Metamath Proof Explorer

Theorem nsssmfmbf

Description: The sigma-measurable functions (w.r.t. the Lebesgue measure on the Reals) are not a subset of the measurable functions. (Contributed by Glauco Siliprandi, 26-Jun-2021)

		Ref	Expression
	Hypothesis	nsssmfmbf.1	\|- S = dom vol
	Assertion	nsssmfmbf	\|- -. ( SMblFn ` S ) C_ MblFn

Proof

Step	Hyp	Ref	Expression
1		nsssmfmbf.1	\|- S = dom vol
2		vitali2	\|- dom vol C. ~P RR
3	2	pssnssi	\|- -. ~P RR C_ dom vol
4		nss	\|- ( -. ~P RR C_ dom vol <-> E. x ( x e. ~P RR /\ -. x e. dom vol ) )
5	3 4	mpbi	\|- E. x ( x e. ~P RR /\ -. x e. dom vol )
6		elpwi	\|- ( x e. ~P RR -> x C_ RR )
7	6	adantr	\|- ( ( x e. ~P RR /\ -. x e. dom vol ) -> x C_ RR )
8	1	eleq2i	\|- ( x e. S <-> x e. dom vol )
9	8	bicomi	\|- ( x e. dom vol <-> x e. S )
10	9	notbii	\|- ( -. x e. dom vol <-> -. x e. S )
11	10	biimpi	\|- ( -. x e. dom vol -> -. x e. S )
12	11	adantl	\|- ( ( x e. ~P RR /\ -. x e. dom vol ) -> -. x e.
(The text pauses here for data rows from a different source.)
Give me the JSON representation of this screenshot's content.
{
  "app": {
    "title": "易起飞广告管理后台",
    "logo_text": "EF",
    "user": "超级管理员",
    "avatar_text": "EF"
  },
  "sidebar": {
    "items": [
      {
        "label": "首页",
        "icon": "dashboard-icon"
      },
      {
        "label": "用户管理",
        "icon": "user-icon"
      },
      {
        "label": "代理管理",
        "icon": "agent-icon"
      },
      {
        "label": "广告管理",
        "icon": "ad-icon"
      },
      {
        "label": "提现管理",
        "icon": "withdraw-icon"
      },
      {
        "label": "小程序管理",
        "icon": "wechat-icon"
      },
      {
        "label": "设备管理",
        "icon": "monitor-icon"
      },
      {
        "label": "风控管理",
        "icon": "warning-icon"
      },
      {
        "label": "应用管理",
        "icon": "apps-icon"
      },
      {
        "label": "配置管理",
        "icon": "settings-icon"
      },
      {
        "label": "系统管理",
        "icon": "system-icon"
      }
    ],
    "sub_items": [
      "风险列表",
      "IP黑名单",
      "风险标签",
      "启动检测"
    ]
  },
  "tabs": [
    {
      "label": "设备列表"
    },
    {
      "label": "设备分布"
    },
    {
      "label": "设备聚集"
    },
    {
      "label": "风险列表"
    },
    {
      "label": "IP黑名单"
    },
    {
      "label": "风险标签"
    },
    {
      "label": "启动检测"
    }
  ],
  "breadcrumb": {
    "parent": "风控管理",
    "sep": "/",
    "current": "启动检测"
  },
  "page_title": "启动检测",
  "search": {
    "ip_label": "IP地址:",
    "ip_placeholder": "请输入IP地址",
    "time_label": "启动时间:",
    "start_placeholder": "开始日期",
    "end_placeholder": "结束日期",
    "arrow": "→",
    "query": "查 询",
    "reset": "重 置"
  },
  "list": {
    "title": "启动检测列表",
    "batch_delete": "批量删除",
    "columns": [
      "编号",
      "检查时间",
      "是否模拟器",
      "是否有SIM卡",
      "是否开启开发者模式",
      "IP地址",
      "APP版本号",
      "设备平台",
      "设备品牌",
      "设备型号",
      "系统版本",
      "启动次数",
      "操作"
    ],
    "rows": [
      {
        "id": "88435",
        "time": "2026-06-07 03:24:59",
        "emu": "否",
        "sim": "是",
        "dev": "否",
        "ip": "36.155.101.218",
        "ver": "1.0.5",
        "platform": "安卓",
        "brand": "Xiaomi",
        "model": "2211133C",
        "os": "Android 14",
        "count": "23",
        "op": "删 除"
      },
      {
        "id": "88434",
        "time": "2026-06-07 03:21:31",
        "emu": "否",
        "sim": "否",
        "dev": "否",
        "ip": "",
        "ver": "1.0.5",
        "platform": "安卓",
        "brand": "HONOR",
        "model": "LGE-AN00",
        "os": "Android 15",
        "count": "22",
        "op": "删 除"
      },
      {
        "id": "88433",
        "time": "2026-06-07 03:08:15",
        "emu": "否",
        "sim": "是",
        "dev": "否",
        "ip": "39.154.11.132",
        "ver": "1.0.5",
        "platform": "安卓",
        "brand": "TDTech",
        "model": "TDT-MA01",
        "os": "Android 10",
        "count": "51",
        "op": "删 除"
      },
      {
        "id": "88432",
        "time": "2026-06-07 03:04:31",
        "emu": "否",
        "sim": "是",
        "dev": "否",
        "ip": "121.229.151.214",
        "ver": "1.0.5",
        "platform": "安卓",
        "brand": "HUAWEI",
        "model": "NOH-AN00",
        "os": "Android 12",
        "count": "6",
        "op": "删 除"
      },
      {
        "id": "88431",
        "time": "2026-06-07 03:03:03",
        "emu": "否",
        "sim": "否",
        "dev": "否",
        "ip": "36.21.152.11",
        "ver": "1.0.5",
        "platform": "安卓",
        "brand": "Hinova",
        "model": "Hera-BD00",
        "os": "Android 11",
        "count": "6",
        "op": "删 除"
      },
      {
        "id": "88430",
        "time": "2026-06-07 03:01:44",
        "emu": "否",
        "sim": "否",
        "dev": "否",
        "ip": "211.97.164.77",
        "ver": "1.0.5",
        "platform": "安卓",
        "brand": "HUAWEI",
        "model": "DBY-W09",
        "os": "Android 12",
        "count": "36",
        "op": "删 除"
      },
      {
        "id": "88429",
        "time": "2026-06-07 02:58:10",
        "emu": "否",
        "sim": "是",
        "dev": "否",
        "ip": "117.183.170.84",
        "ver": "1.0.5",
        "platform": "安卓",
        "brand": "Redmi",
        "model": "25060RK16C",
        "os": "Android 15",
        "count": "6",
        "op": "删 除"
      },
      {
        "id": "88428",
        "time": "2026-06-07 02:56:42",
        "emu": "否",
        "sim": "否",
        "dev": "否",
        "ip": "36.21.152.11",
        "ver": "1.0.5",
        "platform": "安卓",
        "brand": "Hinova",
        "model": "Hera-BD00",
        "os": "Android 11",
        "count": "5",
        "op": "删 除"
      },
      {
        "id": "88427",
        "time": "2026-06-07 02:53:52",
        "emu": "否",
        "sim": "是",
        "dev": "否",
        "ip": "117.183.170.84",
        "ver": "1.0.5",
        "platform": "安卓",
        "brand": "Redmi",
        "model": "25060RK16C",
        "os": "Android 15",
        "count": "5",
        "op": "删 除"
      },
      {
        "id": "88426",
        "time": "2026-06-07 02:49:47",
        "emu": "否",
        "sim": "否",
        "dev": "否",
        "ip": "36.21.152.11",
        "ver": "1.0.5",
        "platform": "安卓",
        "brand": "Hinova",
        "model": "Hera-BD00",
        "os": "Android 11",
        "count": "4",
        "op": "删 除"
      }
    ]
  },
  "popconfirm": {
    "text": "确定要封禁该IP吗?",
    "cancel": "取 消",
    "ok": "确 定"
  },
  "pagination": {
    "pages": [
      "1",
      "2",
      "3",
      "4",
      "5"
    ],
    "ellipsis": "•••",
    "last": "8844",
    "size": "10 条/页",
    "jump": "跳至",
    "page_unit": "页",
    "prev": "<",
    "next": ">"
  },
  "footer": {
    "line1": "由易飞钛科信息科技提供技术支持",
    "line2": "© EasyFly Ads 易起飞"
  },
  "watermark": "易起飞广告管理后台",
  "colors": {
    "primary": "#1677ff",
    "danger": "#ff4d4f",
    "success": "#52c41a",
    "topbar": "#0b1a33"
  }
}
S )
13		eqid	\|- ( y e. x \|-> 0 ) = ( y e. x \|-> 0 )
14	1 7 12 13	nsssmfmbflem	\|- ( ( x e. ~P RR /\ -. x e. dom vol ) -> E. f ( f e. ( SMblFn ` S ) /\ -. f e. MblFn ) )
15	14	exlimiv	\|- ( E. x ( x e. ~P RR /\ -. x e. dom vol ) -> E. f ( f e. ( SMblFn ` S ) /\ -. f e. MblFn ) )
16	5 15	ax-mp	\|- E. f ( f e. ( SMblFn ` S ) /\ -. f e. MblFn )
17		nss	\|- ( -. ( SMblFn ` S ) C_ MblFn <-> E. f ( f e. ( SMblFn ` S ) /\ -. f e. MblFn ) )
18	16 17	mpbir	\|- -. ( SMblFn ` S ) C_ MblFn